In implementing mini-batch gradient descent, here are your decision specifications:

Your training function should iterate over your entire dataset 3 times (that is, it should train for 3 epochs)
You should output the average loss over the epoch
Your code should work with any reasonable batch_size (batch sizes less than the total size of your dataset, for example). You can assume the user only uses reasonable batch_size values.

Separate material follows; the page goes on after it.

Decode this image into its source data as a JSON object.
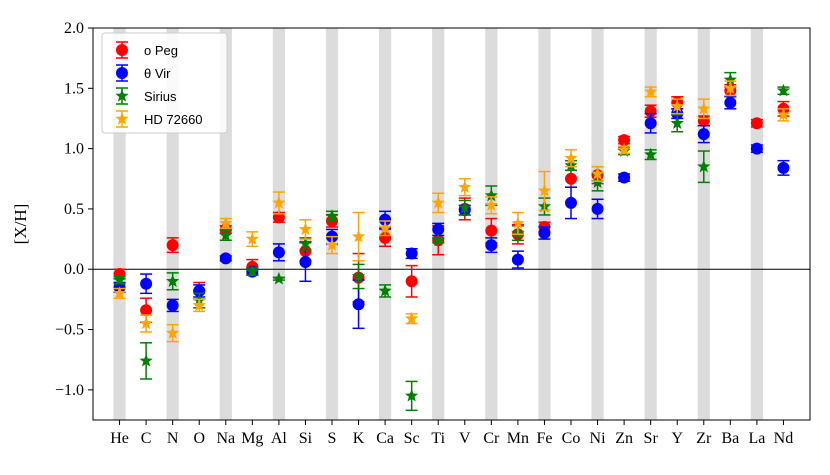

To evidence completion of this task, and to check your own progress, please train your model using your batched_train function and print the error of each of your parameters, as before. You should add to the pdf accompanying your code a screenshot of the output of your code. Mine, for example, looks as follows:

0 12.478017888963223
1 6.058776119351387
2 2.4219589471817016
error in estimating w: tensor([ 0.5886, -0.3861,  0.0994])
error in estimating b: tensor([0.0387])

Wrap-up

Finally, you should reflect on the performance of both the train method provided and your implementation of batched_train. You should concretely answer the following questions in the pdf accompanying your code:

Is train an implementation of stochastic, mini-batch, or batch gradient descent? Why?
How many times does your model see each sample in train vs batched_train?
Compare the final performance of the two approaches to training (i.e., how good are the final models). Which approach to training do you prefer and why? Be concrete in discussing the performance and your choice.